Meus queridos Irmãos,

 

            Iniciamos nesta noite o Sagrado Tríduo Sagrado da Paixão, Morte e Ressurreição de Nosso Senhor Jesus Cristo.

            Na manhã de hoje nas Catedrais de todas as Dioceses do Orbe refletimos sobre a bênção dos Santos óleos dos catecúmenos, dos enfermos e do crisma. Os presbíteros renovaram as suas promessas sacerdotais.

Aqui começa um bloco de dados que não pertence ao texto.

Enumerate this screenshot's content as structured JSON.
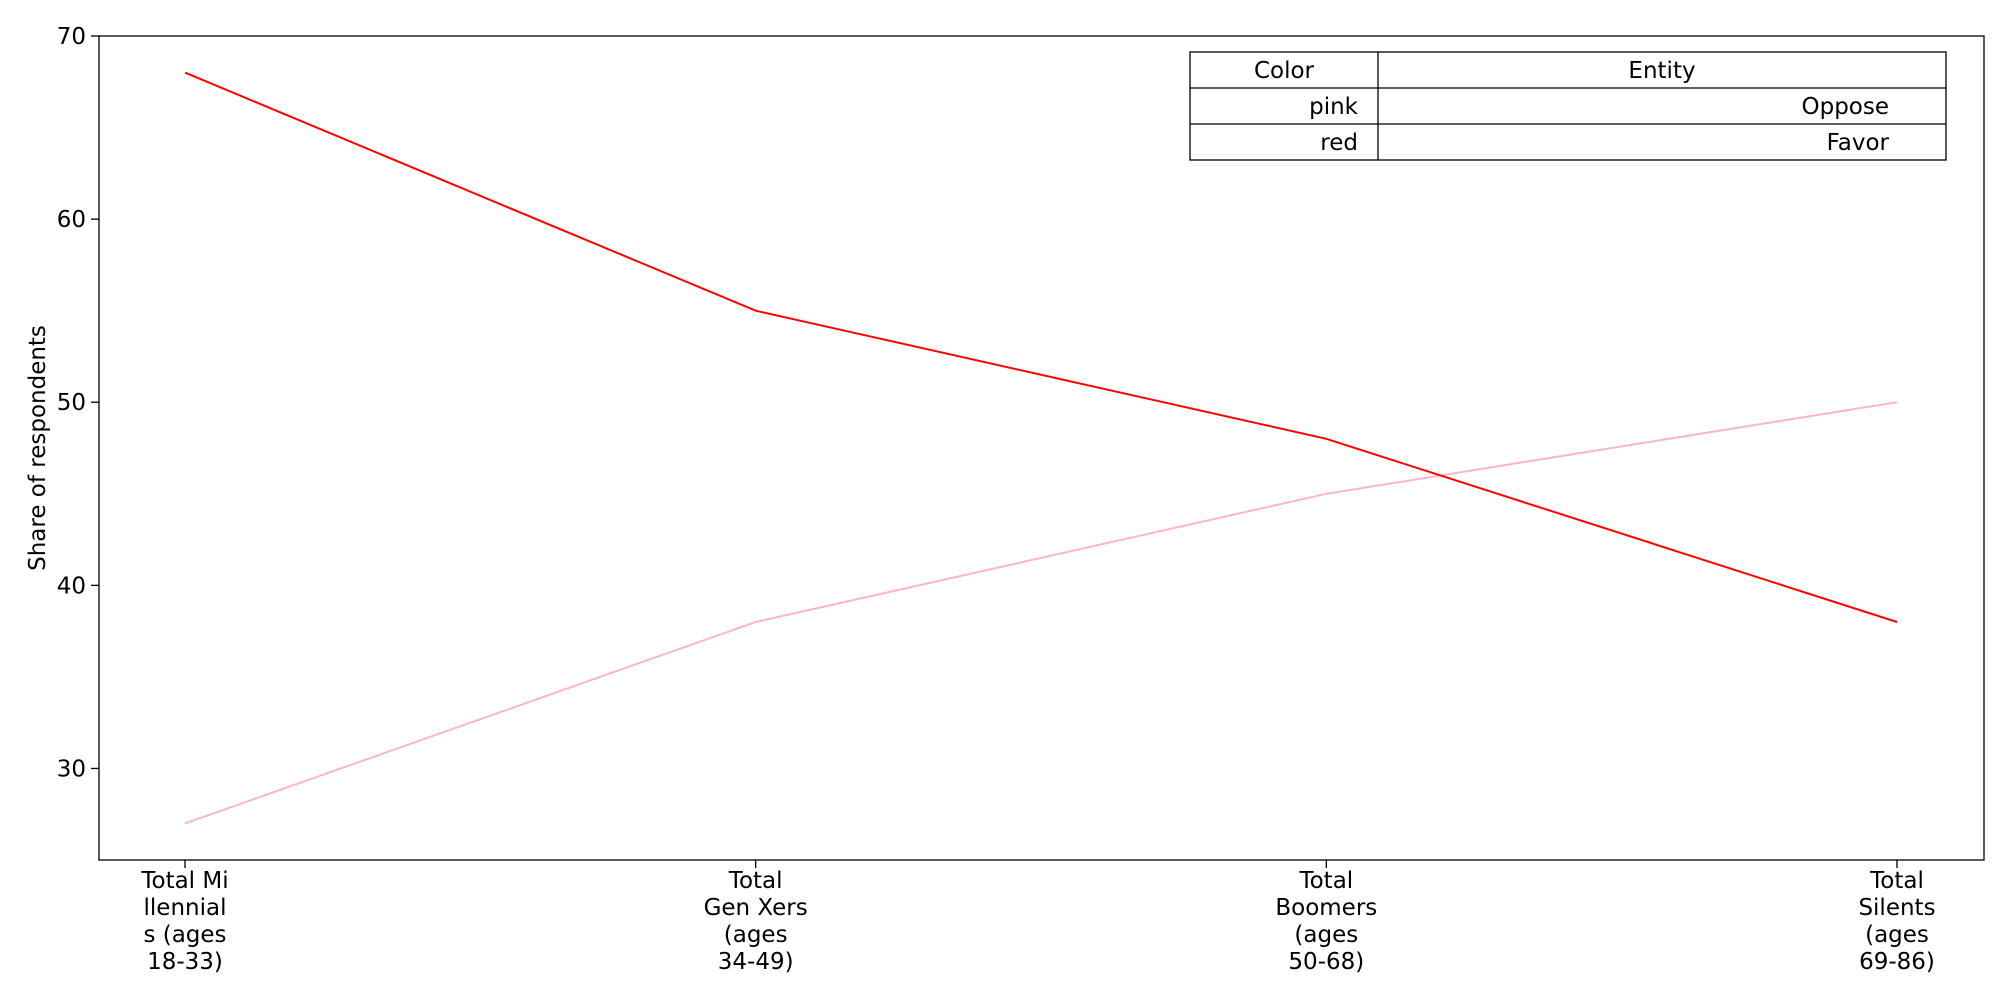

            Nesta noite renovamos nosso propósito de refletir sobre o mandamento do amor. O mistério eucarístico somente poderá ser entendido na dinâmica do serviço. Não pode ser consagrado o Pão onde não há um desejo sincero do seguimento de Cristo, ou seja, do serviço a Cristo na pessoa do próximo, daquele que está à margem da sociedade, do sofrimento, de servir aos irmãos que peregrinam conosco para a Jerusalém Celeste. Devemos comungar com o Senhor, mas devemos comungar para a vida cotidiana, pavimentando assim a vida eterna.

 

Irmãos e Irmãs,

 

            Hoje termina a Quaresma. Adentramos no Tríduo Pascal. Depois de quarenta dias de penitência, de jejum e de conversão, com o tríduo Sacro inicia-se a celebração pascal, pois a morte e a ressurreição de Jesus constituem uma unidade.

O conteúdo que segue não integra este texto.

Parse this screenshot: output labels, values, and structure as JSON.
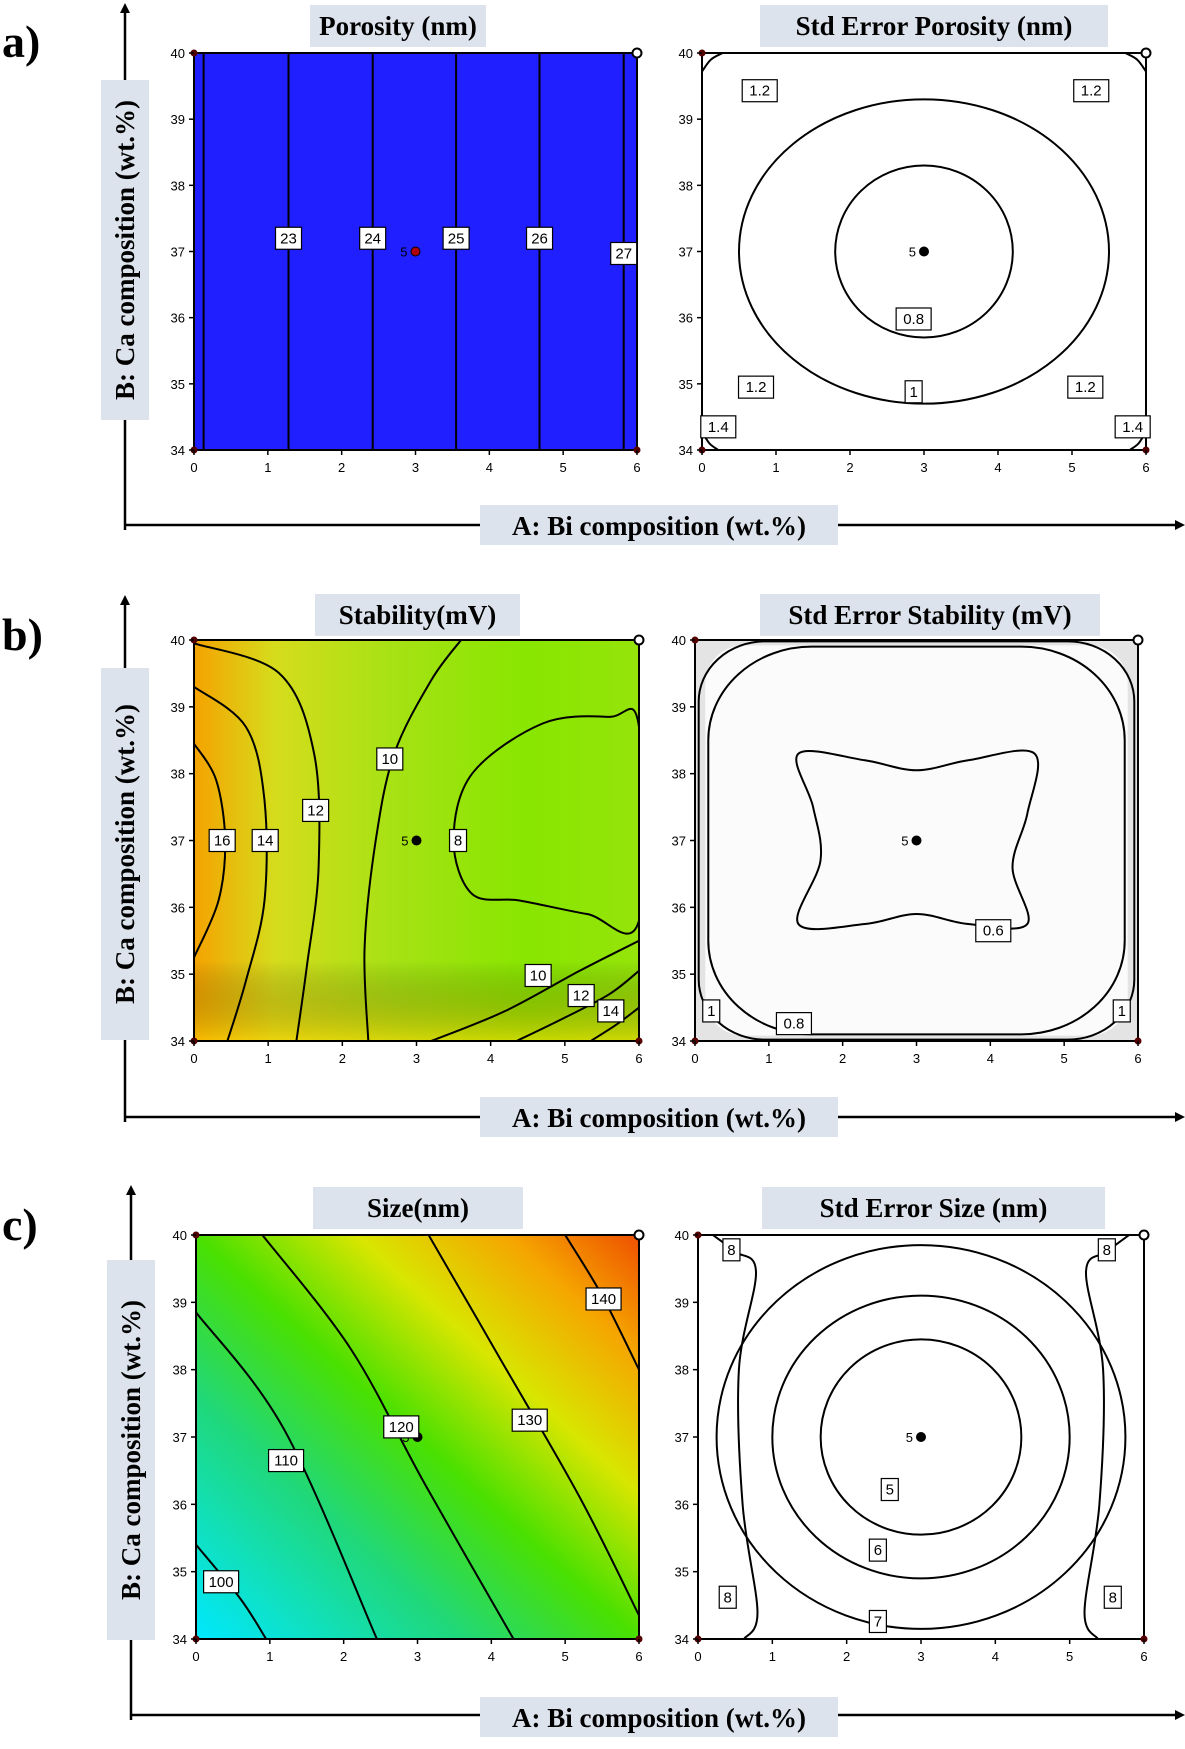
{
  "figure": {
    "rows": [
      {
        "letter": "a)",
        "xaxis_title": "A: Bi composition (wt.%)",
        "yaxis_title": "B: Ca composition (wt.%)"
      },
      {
        "letter": "b)",
        "xaxis_title": "A: Bi composition (wt.%)",
        "yaxis_title": "B: Ca composition (wt.%)"
      },
      {
        "letter": "c)",
        "xaxis_title": "A: Bi composition (wt.%)",
        "yaxis_title": "B: Ca composition (wt.%)"
      }
    ]
  },
  "chart_data": [
    {
      "id": "porosity",
      "type": "heatmap",
      "title": "Porosity (nm)",
      "xlim": [
        0,
        6
      ],
      "ylim": [
        34,
        40
      ],
      "xticks": [
        "0",
        "1",
        "2",
        "3",
        "4",
        "5",
        "6"
      ],
      "yticks": [
        "34",
        "35",
        "36",
        "37",
        "38",
        "39",
        "40"
      ],
      "fill_color": "#1f1fff",
      "contour_labels": [
        {
          "text": "23",
          "x": 1.28,
          "y": 37.2
        },
        {
          "text": "24",
          "x": 2.42,
          "y": 37.2
        },
        {
          "text": "25",
          "x": 3.55,
          "y": 37.2
        },
        {
          "text": "26",
          "x": 4.68,
          "y": 37.2
        },
        {
          "text": "27",
          "x": 5.82,
          "y": 36.97
        }
      ],
      "center_point": {
        "label": "5",
        "x": 3,
        "y": 37
      }
    },
    {
      "id": "std_error_porosity",
      "type": "heatmap",
      "title": "Std Error Porosity (nm)",
      "xlim": [
        0,
        6
      ],
      "ylim": [
        34,
        40
      ],
      "xticks": [
        "0",
        "1",
        "2",
        "3",
        "4",
        "5",
        "6"
      ],
      "yticks": [
        "34",
        "35",
        "36",
        "37",
        "38",
        "39",
        "40"
      ],
      "fill_color": "#ffffff",
      "contour_labels": [
        {
          "text": "1.2",
          "x": 0.78,
          "y": 39.43
        },
        {
          "text": "1.2",
          "x": 5.26,
          "y": 39.43
        },
        {
          "text": "0.8",
          "x": 2.86,
          "y": 35.98
        },
        {
          "text": "1.2",
          "x": 0.73,
          "y": 34.95
        },
        {
          "text": "1",
          "x": 2.86,
          "y": 34.88
        },
        {
          "text": "1.2",
          "x": 5.18,
          "y": 34.95
        },
        {
          "text": "1.4",
          "x": 0.22,
          "y": 34.35
        },
        {
          "text": "1.4",
          "x": 5.82,
          "y": 34.35
        }
      ],
      "center_point": {
        "label": "5",
        "x": 3,
        "y": 37
      }
    },
    {
      "id": "stability",
      "type": "heatmap",
      "title": "Stability(mV)",
      "xlim": [
        0,
        6
      ],
      "ylim": [
        34,
        40
      ],
      "xticks": [
        "0",
        "1",
        "2",
        "3",
        "4",
        "5",
        "6"
      ],
      "yticks": [
        "34",
        "35",
        "36",
        "37",
        "38",
        "39",
        "40"
      ],
      "color_range": [
        "#8ae600",
        "#f5a000"
      ],
      "contour_labels": [
        {
          "text": "16",
          "x": 0.38,
          "y": 37.0
        },
        {
          "text": "14",
          "x": 0.96,
          "y": 37.0
        },
        {
          "text": "12",
          "x": 1.64,
          "y": 37.45
        },
        {
          "text": "10",
          "x": 2.64,
          "y": 38.22
        },
        {
          "text": "8",
          "x": 3.56,
          "y": 37.0
        },
        {
          "text": "10",
          "x": 4.64,
          "y": 34.98
        },
        {
          "text": "12",
          "x": 5.22,
          "y": 34.68
        },
        {
          "text": "14",
          "x": 5.62,
          "y": 34.45
        }
      ],
      "center_point": {
        "label": "5",
        "x": 3,
        "y": 37
      }
    },
    {
      "id": "std_error_stability",
      "type": "heatmap",
      "title": "Std Error Stability (mV)",
      "xlim": [
        0,
        6
      ],
      "ylim": [
        34,
        40
      ],
      "xticks": [
        "0",
        "1",
        "2",
        "3",
        "4",
        "5",
        "6"
      ],
      "yticks": [
        "34",
        "35",
        "36",
        "37",
        "38",
        "39",
        "40"
      ],
      "fill_color": "#ffffff",
      "contour_labels": [
        {
          "text": "0.6",
          "x": 4.04,
          "y": 35.65
        },
        {
          "text": "1",
          "x": 0.22,
          "y": 34.45
        },
        {
          "text": "0.8",
          "x": 1.34,
          "y": 34.26
        },
        {
          "text": "1",
          "x": 5.78,
          "y": 34.45
        }
      ],
      "center_point": {
        "label": "5",
        "x": 3,
        "y": 37
      }
    },
    {
      "id": "size",
      "type": "heatmap",
      "title": "Size(nm)",
      "xlim": [
        0,
        6
      ],
      "ylim": [
        34,
        40
      ],
      "xticks": [
        "0",
        "1",
        "2",
        "3",
        "4",
        "5",
        "6"
      ],
      "yticks": [
        "34",
        "35",
        "36",
        "37",
        "38",
        "39",
        "40"
      ],
      "color_range": [
        "#00e6ff",
        "#f06000"
      ],
      "contour_labels": [
        {
          "text": "100",
          "x": 0.34,
          "y": 34.85
        },
        {
          "text": "110",
          "x": 1.22,
          "y": 36.65
        },
        {
          "text": "120",
          "x": 2.78,
          "y": 37.15
        },
        {
          "text": "130",
          "x": 4.52,
          "y": 37.25
        },
        {
          "text": "140",
          "x": 5.52,
          "y": 39.05
        }
      ],
      "center_point": {
        "label": "5",
        "x": 3,
        "y": 37
      }
    },
    {
      "id": "std_error_size",
      "type": "heatmap",
      "title": "Std Error Size (nm)",
      "xlim": [
        0,
        6
      ],
      "ylim": [
        34,
        40
      ],
      "xticks": [
        "0",
        "1",
        "2",
        "3",
        "4",
        "5",
        "6"
      ],
      "yticks": [
        "34",
        "35",
        "36",
        "37",
        "38",
        "39",
        "40"
      ],
      "fill_color": "#ffffff",
      "contour_labels": [
        {
          "text": "8",
          "x": 0.45,
          "y": 39.78
        },
        {
          "text": "8",
          "x": 5.5,
          "y": 39.78
        },
        {
          "text": "5",
          "x": 2.58,
          "y": 36.22
        },
        {
          "text": "6",
          "x": 2.42,
          "y": 35.32
        },
        {
          "text": "8",
          "x": 0.4,
          "y": 34.62
        },
        {
          "text": "8",
          "x": 5.58,
          "y": 34.62
        },
        {
          "text": "7",
          "x": 2.42,
          "y": 34.26
        }
      ],
      "center_point": {
        "label": "5",
        "x": 3,
        "y": 37
      }
    }
  ]
}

            Hoje, na Quinta-feira santa, contemplamos um “adeus”: a despedida de alguém que vai para o Pai, conforme nos ensina o Evangelho, mas que, ao mesmo tempo, deixa uma profunda nostalgia, sobretudo por causa do modo como essa despedida será levada ao termo, na noite seguinte. Daí o espírito bem particular desta celebração litúrgica: alegria, até jubilosa – o Glória, solenemente entoado, que somente voltará a ecoar na Vigília Pascal. Mas a alegria é uma alegria em tom menor, misturada com lágrimas, uma alegria reticente, inibida. É a única liturgia do ano, em que se canta o glória, sem que se entoe o Aleluia! Essa liturgia reflete bem o espírito dos fiéis diante dos últimos acontecimentos de Jesus neste mundo contraditório. Eles sabem o que os apóstolos naquela noite não sabiam: que Jesus está percorrendo seu caminho até a glória. Ao mesmo tempo, porém, sentem profundamente a dor desta noite de traição e aflição.

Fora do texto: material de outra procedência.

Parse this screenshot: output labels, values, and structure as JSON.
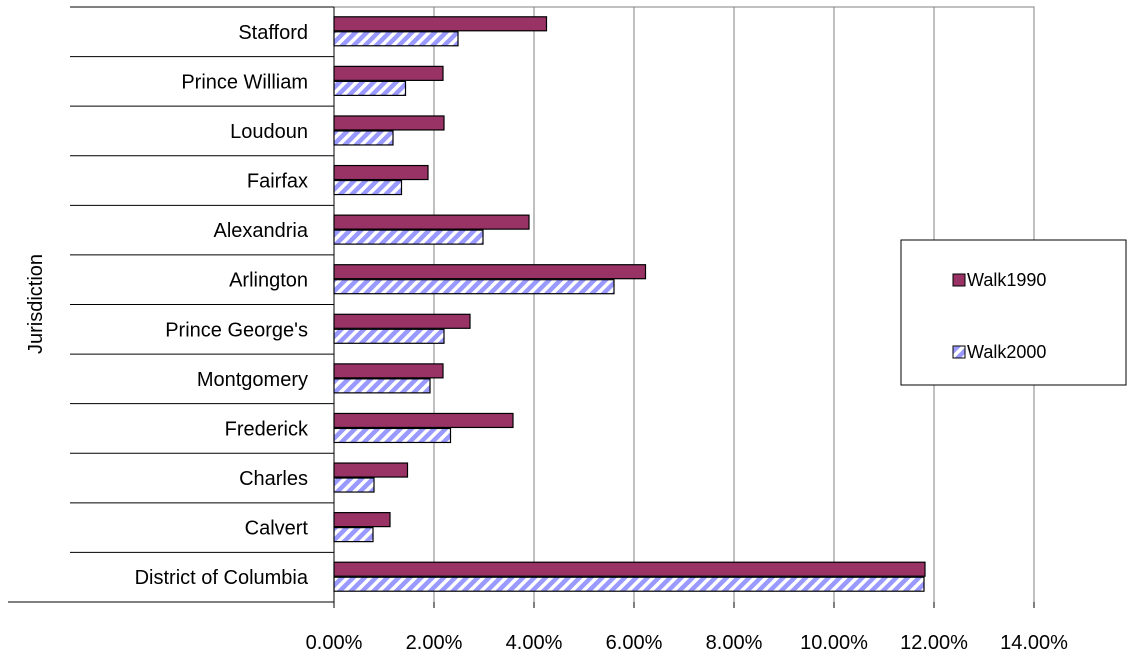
{
  "chart_data": {
    "type": "bar",
    "orientation": "horizontal",
    "title": "",
    "xlabel": "",
    "ylabel": "Jurisdiction",
    "categories": [
      "Stafford",
      "Prince William",
      "Loudoun",
      "Fairfax",
      "Alexandria",
      "Arlington",
      "Prince George's",
      "Montgomery",
      "Frederick",
      "Charles",
      "Calvert",
      "District of Columbia"
    ],
    "series": [
      {
        "name": "Walk1990",
        "color": "#993366",
        "pattern": "solid",
        "values": [
          0.0425,
          0.0218,
          0.022,
          0.0188,
          0.039,
          0.0623,
          0.0272,
          0.0218,
          0.0358,
          0.0147,
          0.0112,
          0.1182
        ]
      },
      {
        "name": "Walk2000",
        "color": "#9999ff",
        "pattern": "diagonal-stripes",
        "values": [
          0.0248,
          0.0143,
          0.0118,
          0.0135,
          0.0298,
          0.056,
          0.022,
          0.0192,
          0.0233,
          0.008,
          0.0078,
          0.118
        ]
      }
    ],
    "xlim": [
      0,
      0.14
    ],
    "xticks": [
      0,
      0.02,
      0.04,
      0.06,
      0.08,
      0.1,
      0.12,
      0.14
    ],
    "xtick_labels": [
      "0.00%",
      "2.00%",
      "4.00%",
      "6.00%",
      "8.00%",
      "10.00%",
      "12.00%",
      "14.00%"
    ],
    "grid": "vertical",
    "legend_position": "right"
  }
}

            Temos duas circunstâncias: a catástrofe e a glória como núcleos dos capítulos que São João consagra à despedida de Jesus – Jo 13-17 – e dos quais nós escutamos, nesta tarde o início pelo Evangelho.

 

Caros irmãos,

 

A Primeira Leitura – Ex 12,1-8.11-14 – fala da ceia Pascal de Israel – Páscoa é uma antiga festa dos pastores, chamada de primícias, posteriormente unida com a festa agrícola dos pães ázimos e interpretada como recordação da saída do Egito. Assim, cada geração “representava” a libertação da escravidão na refeição do cordeiro pascal. E pela comemoração, reforçava-se a esperança na obra definitiva de Deus.

 

Prezados irmãos,

A Segunda Leitura – 1Cor 11,23-26 – fala da tradição paulina da instituição da Ceia do Senhor – A instituição da Ceia Eucarística nos é narrada em duas versões – ou tradições – 1 – Mc 14,22-24 e Mt 26,28; 2 – 1Cor 11,23-35 e Lc 22,19-20. No essencial, as duas tradições são concordes. – Jesus deu à antiga refeição pascal um dos conteúdos novos, pleno. Ele mesmo é o Servo de Deus, que dá sua vida “pelos muitos”. Ele é o cordeiro imolado, que sanciona a Nova Aliança com seu sangue. A participação desta refeição significa participação de sua morte e ressurreição e comunhão com todos que participam – e com todos por quem Jesus morreu.

 

Meus queridos Irmãos,

 

            Celebrar quer dizer tornar presente, atualizar. Não apenas lembramos o que aconteceu naquela primeira Quinta-Feira Santa do Cenáculo, mas trazemos para o dia de hoje, com o mesmo significado, com a mesma força, com as mesmas conseqüências. Conta-nos João que Jesus “tendo amado os seus que estavam no mundo, levou ao extremo o seu amor por eles” (Jo 13,1). Amor extremado que se manifesta hoje de três maneiras e em três momentos: na instituição da Eucaristia, na instituição do sacerdócio ministerial e no mandamento do Amor fraterno.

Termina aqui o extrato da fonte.